La funzione del corpo elettorale prepositiva ad organi non esaurisce tutte quelle ascrivibili a

manifestazioni di volontà di esso, dovendosi ricordare le funzioni di preposizione all’Assemblea

siciliana e ai Consigli regionali, provinciali e comunali (elezioni amministrative) cui il corpo

elettorale è chiamato. Questa funzione, è dotata di particolare rilievo, in quanto costituisce il

meccanismo su cui poggia il sistema della democrazia rappresentativa, presenta, tuttavia, un

profilo strumentale, il quale cede nei casi in cui il corpo elettorale sia chiamato ad esprimere

direttamente decisioni, configurando quindi un’altra funzione che potremmo definire deliberativa.

Essa si sostanzia nel referendum nelle sue forme di abrogativo e costituzionale di cui è menzione

rispettivamente negli artt. 75 e 138 della Cost. Le consultazioni di cui trattasi hanno in comune la

natura eventuale, nel senso che il nostro testo fondamentale non prevede condizioni in cui è

necessaria la consultazione del corpo elettorale e quindi il ricorso al referendum. Esse si sostanziano

in manifestazioni che richiedono l’apprezzamento su norme giuridiche efficaci (referendum

abrogativo), o solo perfette secondo il procedimento di produzione (referendum costituzionale).

Consistono dunque in deliberazioni che possono confermare o abrogare la norma o di arresto della

sua entrata in vigore.

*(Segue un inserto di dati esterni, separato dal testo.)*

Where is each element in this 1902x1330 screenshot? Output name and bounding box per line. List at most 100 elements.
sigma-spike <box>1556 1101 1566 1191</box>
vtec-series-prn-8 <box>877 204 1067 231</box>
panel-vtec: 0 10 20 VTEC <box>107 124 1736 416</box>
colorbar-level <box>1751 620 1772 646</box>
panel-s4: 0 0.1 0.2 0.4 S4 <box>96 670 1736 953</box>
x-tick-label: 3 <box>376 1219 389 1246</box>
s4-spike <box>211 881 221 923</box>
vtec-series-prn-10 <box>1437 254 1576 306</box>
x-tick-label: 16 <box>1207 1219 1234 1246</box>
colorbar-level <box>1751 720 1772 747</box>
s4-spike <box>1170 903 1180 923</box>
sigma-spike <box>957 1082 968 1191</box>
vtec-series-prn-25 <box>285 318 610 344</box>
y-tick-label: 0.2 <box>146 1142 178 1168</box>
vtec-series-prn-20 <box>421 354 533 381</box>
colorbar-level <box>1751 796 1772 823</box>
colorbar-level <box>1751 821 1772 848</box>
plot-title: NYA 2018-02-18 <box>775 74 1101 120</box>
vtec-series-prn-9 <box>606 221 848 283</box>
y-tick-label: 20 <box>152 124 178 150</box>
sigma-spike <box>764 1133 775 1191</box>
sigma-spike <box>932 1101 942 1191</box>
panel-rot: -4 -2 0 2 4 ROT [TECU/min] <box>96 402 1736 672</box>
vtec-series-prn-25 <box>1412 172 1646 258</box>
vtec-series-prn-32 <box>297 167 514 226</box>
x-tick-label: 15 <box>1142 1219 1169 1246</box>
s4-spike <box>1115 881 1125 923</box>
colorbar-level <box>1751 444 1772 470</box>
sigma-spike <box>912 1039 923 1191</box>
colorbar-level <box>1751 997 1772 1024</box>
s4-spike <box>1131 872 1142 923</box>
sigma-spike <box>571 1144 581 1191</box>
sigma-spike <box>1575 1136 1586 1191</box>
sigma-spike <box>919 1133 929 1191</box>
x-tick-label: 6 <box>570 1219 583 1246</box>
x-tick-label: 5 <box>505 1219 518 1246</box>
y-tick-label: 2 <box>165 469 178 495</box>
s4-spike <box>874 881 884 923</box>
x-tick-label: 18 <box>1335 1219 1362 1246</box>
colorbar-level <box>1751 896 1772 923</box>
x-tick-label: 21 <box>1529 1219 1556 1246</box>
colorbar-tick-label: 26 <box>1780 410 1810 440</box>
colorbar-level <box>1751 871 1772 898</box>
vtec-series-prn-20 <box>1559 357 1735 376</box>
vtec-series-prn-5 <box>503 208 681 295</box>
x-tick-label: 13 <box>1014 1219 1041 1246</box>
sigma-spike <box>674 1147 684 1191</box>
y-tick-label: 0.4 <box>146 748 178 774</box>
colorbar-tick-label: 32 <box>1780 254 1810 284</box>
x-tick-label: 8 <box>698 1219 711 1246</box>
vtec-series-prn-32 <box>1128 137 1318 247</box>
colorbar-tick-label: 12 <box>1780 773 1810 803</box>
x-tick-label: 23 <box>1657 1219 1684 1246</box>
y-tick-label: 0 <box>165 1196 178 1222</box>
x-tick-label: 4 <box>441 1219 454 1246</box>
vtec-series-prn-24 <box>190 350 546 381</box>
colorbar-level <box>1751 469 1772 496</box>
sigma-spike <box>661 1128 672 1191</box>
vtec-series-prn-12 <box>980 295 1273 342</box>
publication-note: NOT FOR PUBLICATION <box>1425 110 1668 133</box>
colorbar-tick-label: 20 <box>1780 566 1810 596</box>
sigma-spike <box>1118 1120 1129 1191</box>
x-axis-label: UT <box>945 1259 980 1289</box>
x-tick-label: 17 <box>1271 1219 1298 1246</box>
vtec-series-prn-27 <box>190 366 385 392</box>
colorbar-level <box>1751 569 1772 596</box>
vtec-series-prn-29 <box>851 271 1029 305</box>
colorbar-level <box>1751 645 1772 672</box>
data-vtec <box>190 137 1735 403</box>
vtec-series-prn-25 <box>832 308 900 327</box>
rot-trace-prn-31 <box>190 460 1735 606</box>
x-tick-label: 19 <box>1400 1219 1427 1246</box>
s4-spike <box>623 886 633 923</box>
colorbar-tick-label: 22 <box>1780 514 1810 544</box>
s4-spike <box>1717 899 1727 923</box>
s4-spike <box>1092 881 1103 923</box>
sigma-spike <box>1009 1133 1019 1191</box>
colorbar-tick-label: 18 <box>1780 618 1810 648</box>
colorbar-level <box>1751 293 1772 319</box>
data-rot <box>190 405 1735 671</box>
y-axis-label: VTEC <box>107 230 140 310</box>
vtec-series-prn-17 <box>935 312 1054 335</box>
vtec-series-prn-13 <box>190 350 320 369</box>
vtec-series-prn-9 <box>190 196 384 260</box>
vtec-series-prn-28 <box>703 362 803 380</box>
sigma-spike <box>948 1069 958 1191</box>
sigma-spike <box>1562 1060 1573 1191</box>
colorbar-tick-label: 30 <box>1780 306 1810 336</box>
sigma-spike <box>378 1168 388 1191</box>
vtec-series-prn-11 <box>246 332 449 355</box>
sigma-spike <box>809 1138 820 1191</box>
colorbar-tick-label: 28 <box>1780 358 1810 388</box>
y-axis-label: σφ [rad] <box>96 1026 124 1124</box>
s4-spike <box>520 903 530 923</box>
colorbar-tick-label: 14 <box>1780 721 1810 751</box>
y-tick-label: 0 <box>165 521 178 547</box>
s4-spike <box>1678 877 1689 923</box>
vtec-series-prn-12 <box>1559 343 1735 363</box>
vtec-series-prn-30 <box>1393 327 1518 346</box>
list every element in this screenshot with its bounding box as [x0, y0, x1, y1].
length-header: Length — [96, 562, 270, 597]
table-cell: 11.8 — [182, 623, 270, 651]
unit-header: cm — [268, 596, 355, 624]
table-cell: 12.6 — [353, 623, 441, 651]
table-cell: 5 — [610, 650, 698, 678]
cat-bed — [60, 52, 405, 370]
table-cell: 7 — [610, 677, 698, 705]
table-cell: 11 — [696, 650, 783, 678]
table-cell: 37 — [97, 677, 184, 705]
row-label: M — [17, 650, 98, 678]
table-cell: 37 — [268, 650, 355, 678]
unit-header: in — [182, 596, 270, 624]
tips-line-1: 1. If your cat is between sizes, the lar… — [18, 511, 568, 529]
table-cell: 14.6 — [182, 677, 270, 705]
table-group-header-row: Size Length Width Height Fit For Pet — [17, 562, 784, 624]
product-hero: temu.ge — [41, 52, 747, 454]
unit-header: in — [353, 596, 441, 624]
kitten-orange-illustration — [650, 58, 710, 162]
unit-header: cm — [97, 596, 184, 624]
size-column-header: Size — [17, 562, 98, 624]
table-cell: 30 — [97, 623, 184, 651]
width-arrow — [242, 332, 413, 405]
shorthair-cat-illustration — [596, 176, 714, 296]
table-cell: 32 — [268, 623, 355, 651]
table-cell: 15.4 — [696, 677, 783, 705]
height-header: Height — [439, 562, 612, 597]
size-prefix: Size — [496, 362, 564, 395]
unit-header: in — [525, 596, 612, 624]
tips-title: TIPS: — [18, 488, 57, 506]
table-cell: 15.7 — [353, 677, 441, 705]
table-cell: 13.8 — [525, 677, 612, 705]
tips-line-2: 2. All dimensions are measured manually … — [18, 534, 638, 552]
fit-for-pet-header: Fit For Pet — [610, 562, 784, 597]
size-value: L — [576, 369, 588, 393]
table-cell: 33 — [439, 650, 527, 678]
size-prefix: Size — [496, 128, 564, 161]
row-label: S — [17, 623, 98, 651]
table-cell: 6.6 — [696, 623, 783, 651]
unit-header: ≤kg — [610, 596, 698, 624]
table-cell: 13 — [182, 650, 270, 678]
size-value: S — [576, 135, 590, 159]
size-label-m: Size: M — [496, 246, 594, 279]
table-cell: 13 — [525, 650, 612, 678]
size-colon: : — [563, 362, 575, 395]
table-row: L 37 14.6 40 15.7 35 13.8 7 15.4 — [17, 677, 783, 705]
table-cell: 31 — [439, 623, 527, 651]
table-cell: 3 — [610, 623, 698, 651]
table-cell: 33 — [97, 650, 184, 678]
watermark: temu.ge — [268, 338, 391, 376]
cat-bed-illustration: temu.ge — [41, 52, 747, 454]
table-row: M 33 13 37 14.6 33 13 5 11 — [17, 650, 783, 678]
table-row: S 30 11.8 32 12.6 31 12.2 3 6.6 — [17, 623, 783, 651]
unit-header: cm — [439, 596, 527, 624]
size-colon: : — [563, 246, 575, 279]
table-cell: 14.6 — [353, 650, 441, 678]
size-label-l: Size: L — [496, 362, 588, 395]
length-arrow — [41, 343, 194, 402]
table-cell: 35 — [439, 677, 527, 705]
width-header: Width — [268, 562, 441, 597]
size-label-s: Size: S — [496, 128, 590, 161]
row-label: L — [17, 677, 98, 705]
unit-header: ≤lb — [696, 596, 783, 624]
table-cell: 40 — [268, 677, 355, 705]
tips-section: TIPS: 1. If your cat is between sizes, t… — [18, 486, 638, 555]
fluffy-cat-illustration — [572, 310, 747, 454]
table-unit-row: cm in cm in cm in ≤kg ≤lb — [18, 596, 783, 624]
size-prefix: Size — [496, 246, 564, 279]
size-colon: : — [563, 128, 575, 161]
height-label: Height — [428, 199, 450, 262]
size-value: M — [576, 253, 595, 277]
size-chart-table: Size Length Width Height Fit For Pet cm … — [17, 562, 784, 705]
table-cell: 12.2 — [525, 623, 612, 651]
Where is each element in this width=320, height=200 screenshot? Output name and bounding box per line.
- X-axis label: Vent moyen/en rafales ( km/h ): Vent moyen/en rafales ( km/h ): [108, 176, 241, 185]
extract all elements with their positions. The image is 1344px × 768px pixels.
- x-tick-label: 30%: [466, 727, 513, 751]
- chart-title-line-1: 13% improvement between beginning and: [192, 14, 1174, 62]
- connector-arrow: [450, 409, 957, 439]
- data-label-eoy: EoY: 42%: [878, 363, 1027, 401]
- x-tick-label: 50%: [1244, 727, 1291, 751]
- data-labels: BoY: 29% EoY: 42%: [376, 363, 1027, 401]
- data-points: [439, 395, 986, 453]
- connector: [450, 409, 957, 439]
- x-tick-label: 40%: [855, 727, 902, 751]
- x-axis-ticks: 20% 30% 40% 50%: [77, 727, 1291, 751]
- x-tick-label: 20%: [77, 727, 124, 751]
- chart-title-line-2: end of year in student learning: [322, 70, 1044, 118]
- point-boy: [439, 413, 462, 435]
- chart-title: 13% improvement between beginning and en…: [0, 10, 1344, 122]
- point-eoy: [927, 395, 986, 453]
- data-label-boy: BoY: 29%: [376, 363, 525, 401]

La funzione deliberativa del corpo elettorale è di sostegno all’attività delle

Camere (se viene confermata la norma) o, al contrario, demolitiva (se viene abrogata). Tuttavia,

nell’una e nell’altra ipotesi il referendum abrogativo può ugualmente divenire elemento

perturbatore, assumendo un profilo per il quale lo strumento referendario è stato da qualche autore

stimato come “ambiguo”.

Tanto più se si pensa alla possibilità di proporre ed ottenere l’abrogazione di ritagli della

disposizione (referendum manipolativi) i quali producono effetti abrogativi e modificativi della

norma contemporaneamente. Non sono pochi, dunque, i motivi di perplessità sulla combinazione

dell’esercizio mediato della sovranità popolare con la funzione deliberativa del corpo elettorale

tramite referendum. Questi motivi di perplessità sono anzitutto la richiesta di esercizio della

funzione deliberativa popolare può costituire un’arma nelle mani di alcune minoranze che

impegnano in campagne referendarie la coalizione di Governo disturbando l’andamento della

realizzazione del programma. In secondo luogo, essa spesso chiama il corpo elettorale ad

esprimersi su questioni tecniche, difficilmente risolvibili attraverso il consenso popolare, o in

riferimento a materie sensibili su cui è facile che il corpo elettorale si divida. In terzo luogo, il

corpo elettorale schierato su idee politiche differenti viene con il referendum costretto ad

omologarsi o amalgamarsi su idee politiche che originariamente non gli appartengono. Infine, la

lettura del risultato del referendum non è agevole da parte dei partiti politici, i quali non sono in

grado di stimare quanta porzione del proprio elettorato abituale si sia attenuta alla indicazione del

partito in campagna referendaria e quant’altra si sia staccata. Il referendum è chiamato in taluni

casi ad esprimere una linea politica che, provenendo direttamente dal popolo, toglie dallo stallo in

cui le forze politiche di maggioranza si trovano per l’impossibilità di dare una soluzione concordata,

e le obbliga a seguire l’orientamento espresso dal corpo elettorale.

IL REFERENDUM ABROGATIVO

Di particolare interesse è il referendum abrogativo, al cui esercizio i cittadini con diritto di voto

sono stati di frequente chiamati. L’art.75 Cost. detta la disciplina essenziale dell’istituto,

completato, in seguito, con la legge del 1975 già rifinito dall’art.2 della legge Cost. 11 marzo 1953

n.1 ad integrazione dell’art. 134 Cost. sulla competenza della Corte costituzionale a giudicare

dell’ammissibilità della richiesta di referendum. La Costituzione, circa il primo aspetto, si è

limitata a disporre su: a) l’oggetto, b) la richiesta, c) coloro che sono chiamati ad esprimere il voto,

d) le condizioni di approvazione della proposta, e) il rinvio alla legge sulle modalità di attuazione.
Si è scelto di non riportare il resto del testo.